Week 87: How the sausage is made
Over the past week I’ve been involved in a workshop and some conversations about the design process.
Whilst most of our teams within NHS England are now using the NHS prototype kit, some teams are also using Figma to document every variant of every screen. I can see how it can be useful to be able to visualise the flow of a service, but I fear that expecting designers to maintain both a coded prototype and a Figma version could slow things down and be unnecessary duplication.
Teams also vary in how much detail about designs they add to Jira cards, and whether they use Confluence or Mural or Word or other platforms to document stuff.
I don’t think we need this to be consistent across teams. The design process can and should vary according to the context, dynamics and preferences of each team.
Design artefacts are just that: artefacts. The only thing that really counts is the actual thing that gets built and used by real people.
I try to avoid thinking of any designs or prototypes as being the ‘single source of truth’. It’s all too easy to end up with designs that are months and months ahead of a live service, and even if all the build work is on your roadmap, plans can change.

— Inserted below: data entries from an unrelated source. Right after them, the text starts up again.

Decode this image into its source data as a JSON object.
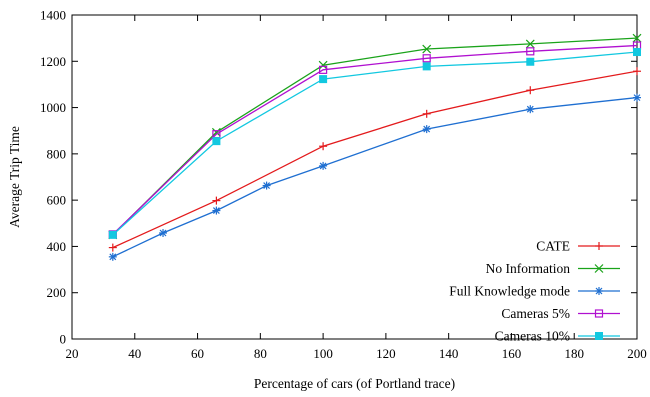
{
  "chart_data": {
    "type": "line",
    "title": "",
    "xlabel": "Percentage of cars (of Portland trace)",
    "ylabel": "Average Trip Time",
    "xlim": [
      20,
      200
    ],
    "ylim": [
      0,
      1400
    ],
    "xticks": [
      20,
      40,
      60,
      80,
      100,
      120,
      140,
      160,
      180,
      200
    ],
    "yticks": [
      0,
      200,
      400,
      600,
      800,
      1000,
      1200,
      1400
    ],
    "grid": false,
    "legend_position": "bottom-right",
    "series": [
      {
        "name": "CATE",
        "color": "#e31a1c",
        "marker": "plus",
        "x": [
          33,
          66,
          100,
          133,
          166,
          200
        ],
        "y": [
          395,
          598,
          833,
          973,
          1075,
          1157
        ]
      },
      {
        "name": "No Information",
        "color": "#1aa31a",
        "marker": "x",
        "x": [
          33,
          66,
          100,
          133,
          166,
          200
        ],
        "y": [
          450,
          893,
          1183,
          1253,
          1275,
          1300
        ]
      },
      {
        "name": "Full Knowledge mode",
        "color": "#1f6fd1",
        "marker": "star",
        "x": [
          33,
          49,
          66,
          82,
          100,
          133,
          166,
          200
        ],
        "y": [
          355,
          458,
          555,
          663,
          748,
          907,
          993,
          1043
        ]
      },
      {
        "name": "Cameras 5%",
        "color": "#b010d0",
        "marker": "square-open",
        "x": [
          33,
          66,
          100,
          133,
          166,
          200
        ],
        "y": [
          452,
          885,
          1163,
          1213,
          1243,
          1268
        ]
      },
      {
        "name": "Cameras 10%",
        "color": "#12c8e0",
        "marker": "square-filled",
        "x": [
          33,
          66,
          100,
          133,
          166,
          200
        ],
        "y": [
          450,
          855,
          1123,
          1178,
          1198,
          1240
        ]
      }
    ]
  }
}
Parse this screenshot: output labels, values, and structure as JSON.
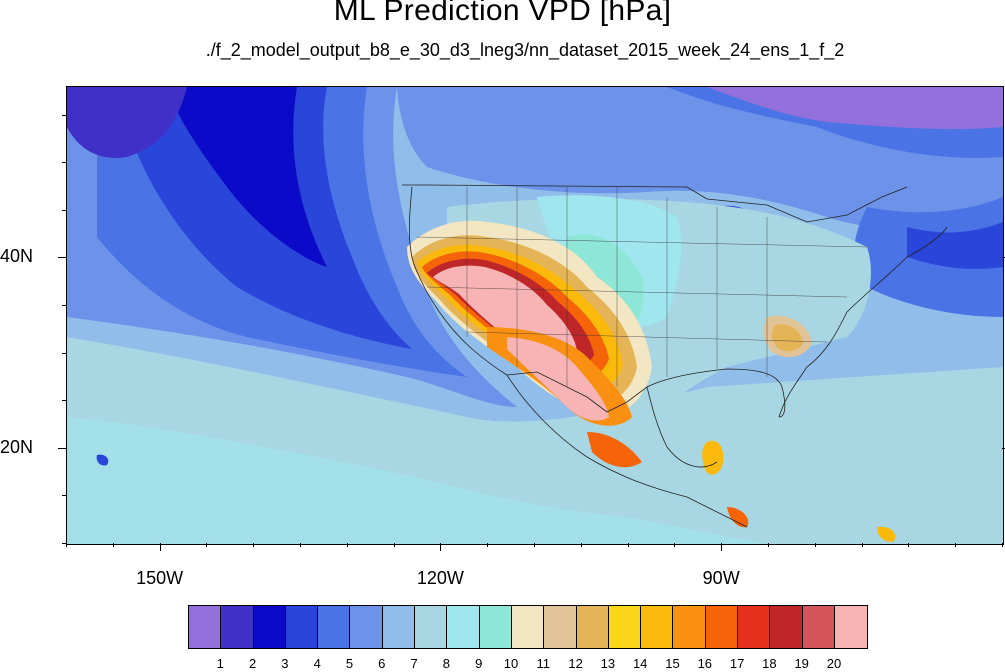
{
  "title": "ML Prediction VPD [hPa]",
  "subtitle": "./f_2_model_output_b8_e_30_d3_lneg3/nn_dataset_2015_week_24_ens_1_f_2",
  "map": {
    "projection": "cylindrical equidistant",
    "lon_range": [
      -160,
      -60
    ],
    "lat_range": [
      10,
      58
    ],
    "lon_ticks": [
      {
        "label": "150W",
        "lon": -150
      },
      {
        "label": "120W",
        "lon": -120
      },
      {
        "label": "90W",
        "lon": -90
      }
    ],
    "lat_ticks": [
      {
        "label": "40N",
        "lat": 40
      },
      {
        "label": "20N",
        "lat": 20
      }
    ],
    "field": "Vapor pressure deficit (hPa)"
  },
  "colorbar": {
    "labels": [
      "1",
      "2",
      "3",
      "4",
      "5",
      "6",
      "7",
      "8",
      "9",
      "10",
      "11",
      "12",
      "13",
      "14",
      "15",
      "16",
      "17",
      "18",
      "19",
      "20"
    ],
    "colors": [
      "#9370db",
      "#4130c8",
      "#0a0ac8",
      "#2a45da",
      "#4a74e6",
      "#6c92ea",
      "#90bde9",
      "#a8d7e3",
      "#a0e6ef",
      "#8de6d6",
      "#f3e6c2",
      "#e0c396",
      "#e4b456",
      "#fbd71b",
      "#fbb90b",
      "#f99012",
      "#f66409",
      "#e5311b",
      "#be2628",
      "#d3555a",
      "#f8b4b4"
    ]
  },
  "colors": {
    "ocean_dry": "#a8d7e3",
    "ocean_moist": "#4a74e6",
    "pacific_band": "#2a45da",
    "southwest_hot": "#f8b4b4",
    "border": "#222222"
  }
}
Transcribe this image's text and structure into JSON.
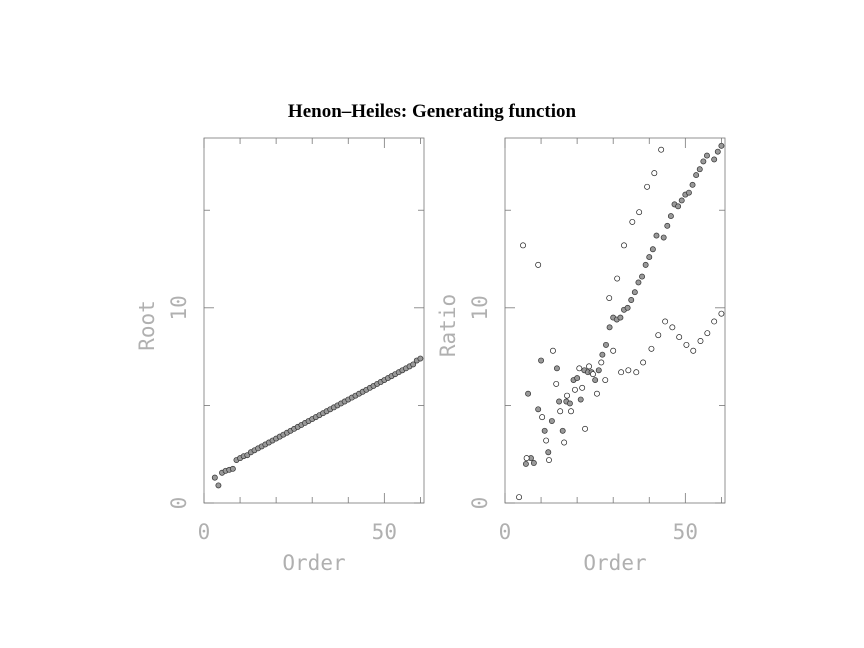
{
  "title": "Henon–Heiles: Generating function",
  "chart_data": [
    {
      "type": "scatter",
      "xlabel": "Order",
      "ylabel": "Root",
      "xlim": [
        0,
        61
      ],
      "ylim": [
        0,
        18.7
      ],
      "xticks": [
        0,
        50
      ],
      "yticks": [
        0,
        10
      ],
      "x_minor_ticks": [
        10,
        20,
        30,
        40,
        60
      ],
      "y_minor_ticks": [
        5,
        15
      ],
      "series": [
        {
          "color": "#999999",
          "filled": true,
          "x": [
            3,
            4,
            5,
            6,
            7,
            8,
            9,
            10,
            11,
            12,
            13,
            14,
            15,
            16,
            17,
            18,
            19,
            20,
            21,
            22,
            23,
            24,
            25,
            26,
            27,
            28,
            29,
            30,
            31,
            32,
            33,
            34,
            35,
            36,
            37,
            38,
            39,
            40,
            41,
            42,
            43,
            44,
            45,
            46,
            47,
            48,
            49,
            50,
            51,
            52,
            53,
            54,
            55,
            56,
            57,
            58,
            59,
            60
          ],
          "values": [
            1.3,
            0.9,
            1.55,
            1.65,
            1.7,
            1.75,
            2.2,
            2.3,
            2.4,
            2.45,
            2.6,
            2.7,
            2.8,
            2.9,
            3.0,
            3.1,
            3.2,
            3.3,
            3.4,
            3.5,
            3.6,
            3.7,
            3.8,
            3.9,
            4.0,
            4.1,
            4.2,
            4.3,
            4.4,
            4.5,
            4.6,
            4.7,
            4.8,
            4.9,
            5.0,
            5.1,
            5.2,
            5.3,
            5.4,
            5.5,
            5.6,
            5.7,
            5.8,
            5.9,
            6.0,
            6.1,
            6.2,
            6.3,
            6.4,
            6.5,
            6.6,
            6.7,
            6.8,
            6.9,
            7.0,
            7.1,
            7.3,
            7.4
          ]
        }
      ]
    },
    {
      "type": "scatter",
      "xlabel": "Order",
      "ylabel": "Ratio",
      "xlim": [
        0,
        61
      ],
      "ylim": [
        0,
        18.7
      ],
      "xticks": [
        0,
        50
      ],
      "yticks": [
        0,
        10
      ],
      "x_minor_ticks": [
        10,
        20,
        30,
        40,
        60
      ],
      "y_minor_ticks": [
        5,
        15
      ],
      "series": [
        {
          "color": "#999999",
          "filled": true,
          "x": [
            5.8,
            6.4,
            7.2,
            8,
            9.2,
            10,
            11,
            12,
            13,
            14.4,
            15,
            16,
            17,
            18,
            19,
            20,
            21,
            22,
            23,
            24,
            25,
            26,
            27,
            28,
            29,
            30,
            31,
            32,
            33,
            34,
            35,
            36,
            37,
            38,
            39,
            40,
            41,
            42,
            44,
            45,
            46,
            47,
            48,
            49,
            50,
            51,
            52,
            53,
            54,
            55,
            56,
            58,
            59,
            60
          ],
          "values": [
            2.0,
            5.6,
            2.3,
            2.05,
            4.8,
            7.3,
            3.7,
            2.6,
            4.2,
            6.9,
            5.2,
            3.7,
            5.2,
            5.1,
            6.3,
            6.4,
            5.3,
            6.8,
            6.7,
            6.7,
            6.3,
            6.8,
            7.6,
            8.1,
            9.0,
            9.5,
            9.4,
            9.5,
            9.9,
            10.0,
            10.4,
            10.8,
            11.3,
            11.6,
            12.2,
            12.6,
            13.0,
            13.7,
            13.6,
            14.2,
            14.7,
            15.3,
            15.2,
            15.5,
            15.8,
            15.9,
            16.3,
            16.8,
            17.1,
            17.5,
            17.8,
            17.6,
            18.0,
            18.3
          ]
        },
        {
          "color": "#ffffff",
          "filled": false,
          "x": [
            3.9,
            5,
            9.2,
            6,
            10.3,
            11.4,
            12.2,
            13.3,
            14.2,
            15.3,
            16.4,
            17.2,
            18.3,
            19.4,
            20.6,
            21.4,
            22.2,
            23.3,
            24.4,
            25.5,
            26.7,
            27.8,
            28.9,
            30,
            31.1,
            32.2,
            33,
            34.2,
            35.3,
            36.4,
            37.2,
            38.3,
            39.4,
            40.6,
            41.4,
            42.5,
            43.3,
            44.4,
            46.4,
            48.3,
            50.3,
            52.2,
            54.2,
            56.1,
            58,
            60
          ],
          "values": [
            0.3,
            13.2,
            12.2,
            2.3,
            4.4,
            3.2,
            2.2,
            7.8,
            6.1,
            4.7,
            3.1,
            5.5,
            4.7,
            5.8,
            6.9,
            5.9,
            3.8,
            7.0,
            6.6,
            5.6,
            7.2,
            6.3,
            10.5,
            7.8,
            11.5,
            6.7,
            13.2,
            6.8,
            14.4,
            6.7,
            14.9,
            7.2,
            16.2,
            7.9,
            16.9,
            8.6,
            18.1,
            9.3,
            9.0,
            8.5,
            8.1,
            7.8,
            8.3,
            8.7,
            9.3,
            9.7
          ]
        }
      ]
    }
  ]
}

The relationship between design and development is something that needs constant work to develop and improve, especially as people come and go in a team. In my experience, the closer the 2 disciplines are to each other, the less you have to formally document. Regular conversations and demos beat reams of written acceptance criteria.
We’ve also had discussions about whether and how to version designs. I don’t think there’s a single answer here either. Some teams in an early stage might have distinct iterations of a design, whereas other teams with a live service may be continually tweaking and updating, or be working on several things concurrently.
For coded prototypes, I tend to recommend that designers avoid maintaining several versions within a single prototype unless there are good reasons to, as it can soon get unwieldy and hard to keep all the versions working independently. An alternative strategy is to make use of some of the Git features that developers use. You can use branches to try out different ideas in parallel. Or make use of the commit history to view a design as it was several months ago, if needed. It’s incredibly powerful but there is a learning curve - so this is something we could offer more support and guidance on.
I also advocated again for writing design histories. These can go beyond documenting just what the designs are, but instead describe the intent. The why to go with the what. They’re also a place where you can describe any discarded ideas that didn’t work, or things you’d like to have done but couldn’t yet for pragmatic or technical reasons.
I’d love to hear from other teams about how they document their designs. Other disciplines too - I’m sure there are some interesting debates within the user research community on how best to write up their research and in what level of detail.
Ultimately there are many ways to make the sausage.